Nigeria and the rest of Africa must develop a transition strategy and agenda focusing more on decarbonising energy sources rather than abandoning of natural resources as canvassed by the developed economies.
The executive director, Governance and Sustainability with Sahara Group, Ejiro Gray who made the call during a session with the media in Abuja, insisted that Nigeria and Africa cannot afford to sacrifice development for climate change, following the state of backwardness in the continent.
While noting that changing technologies and policies were usually the catalysts for energy transitions which were never a complete switch from the old source of energy nor an immediate action plan, she listed reduction of greenhouse emission, improvement of public health, the use of inexhaustible energy and creation of jobs and economic benefits as key reasons why the world embraced energy transition.
Gray, who warned that continued dependence on the transition agenda and strategy of developed countries may not augur well for Africa’s development, noted that struggling African countries including Nigeria who were listed amongst developing risk economies need advice on how best to reach their own energy transition goals.
She said: “Unfortunately, the way we’ve developed our resources over time has not favoured development in this part; we just extract and export so technically, we are so reliant on these other economies and for as long as you don’t have something tangible you are selling to also make your currency strong and reduce import dependency, you are going to be at the mercy of the dollar.
“So it’s one of the reasons why I would say let’s take energy transition seriously but in our own way.
We should take it seriously in Africa; what is our own agenda in the continent, how intentional are we about driving development?
Let’s start truly developing our continent with our resources because the people clamouring for energy transition are using our resources to develop their economy.
“If we are going to take it seriously we cannot come from the angle that the West is coming from, we cannot be preaching about climate change because that is not the most severe of our problems. Whether we like it or not people are hungry, they just want development so if you’re talking to them about climate change, they’re not going to listen to you. Let’s address it from our own perspective from what actually works for us.
“Advise us on how best we can achieve our goal but we determine the goal and the speed that will get us to our destination.
“We can choose to go with your advice, we can choose not to without you penalising us for not going with you and that is what we don’t have because we don’t really have the funding even in terms of policy formulation we need assistance because it’s new to us. Those are the kinds of things that we need them to help us with.
“But we just now decide what our strategy is. Enough of the pity party it will not get us anyway. How can we sort of insulate ourselves as a continent from you can’t do it 100 per cent?

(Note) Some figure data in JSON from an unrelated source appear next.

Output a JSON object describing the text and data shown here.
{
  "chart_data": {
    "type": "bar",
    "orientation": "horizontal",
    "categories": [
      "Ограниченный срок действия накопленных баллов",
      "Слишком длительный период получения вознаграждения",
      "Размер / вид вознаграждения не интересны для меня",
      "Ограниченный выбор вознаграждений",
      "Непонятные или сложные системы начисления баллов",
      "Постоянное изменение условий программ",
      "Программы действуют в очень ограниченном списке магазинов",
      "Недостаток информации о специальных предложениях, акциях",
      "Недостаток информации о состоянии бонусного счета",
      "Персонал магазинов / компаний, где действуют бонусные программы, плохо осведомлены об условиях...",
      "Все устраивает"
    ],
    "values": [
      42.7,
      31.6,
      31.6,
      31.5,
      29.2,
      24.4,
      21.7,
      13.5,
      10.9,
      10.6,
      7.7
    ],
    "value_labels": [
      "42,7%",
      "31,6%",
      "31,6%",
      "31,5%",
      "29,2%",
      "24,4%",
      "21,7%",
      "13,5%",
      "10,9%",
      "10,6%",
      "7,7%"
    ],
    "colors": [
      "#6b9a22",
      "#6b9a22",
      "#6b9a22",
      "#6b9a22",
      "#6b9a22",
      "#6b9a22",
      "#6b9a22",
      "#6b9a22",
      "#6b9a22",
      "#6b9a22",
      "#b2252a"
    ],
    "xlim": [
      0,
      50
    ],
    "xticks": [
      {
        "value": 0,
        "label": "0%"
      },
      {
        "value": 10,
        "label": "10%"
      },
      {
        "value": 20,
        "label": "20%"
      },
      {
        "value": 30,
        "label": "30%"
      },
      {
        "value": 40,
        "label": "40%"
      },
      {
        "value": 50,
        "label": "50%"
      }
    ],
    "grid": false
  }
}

“There will always be some reliance but at least not to the point where we’re at. We are constantly at their mercy because right now any small shaking will bring the economies especially in Sub Saharan Africa to their knees.”
Speaking further, the Sahara Group Executive charged the media bring out the real issues, drive an energy transition narrative that works for Nigeria and Africa by educating people on what was important and what would work for the country and continent, rather than join “the bandwagon with whatever narrative the west is pushing.”
Gray who disclosed that Sahara Group was focused on gas, however frowned at the deficit of gas infrastructure in the country, and the non implementation of policies aimed at domesticating the use of gas in the country.
“The problem is with gas we need infrastructure and like the oil sector, so much of our gas has been focused on either flaring or export. We have the laws, we intend to implement these laws but we then find out we seem to be entering transactions that seem to oppose the policy we say we have enacted. To drive domestic gas utilisation, infrastructure is key.”
While noting that Sahara Group supplies at least 25 percent of Nigeria’s power supply, she added, “apart from gas to power we want to ensure we can push it to industries for manufacturing and as auto gas develops, we need to be able to push that as well.”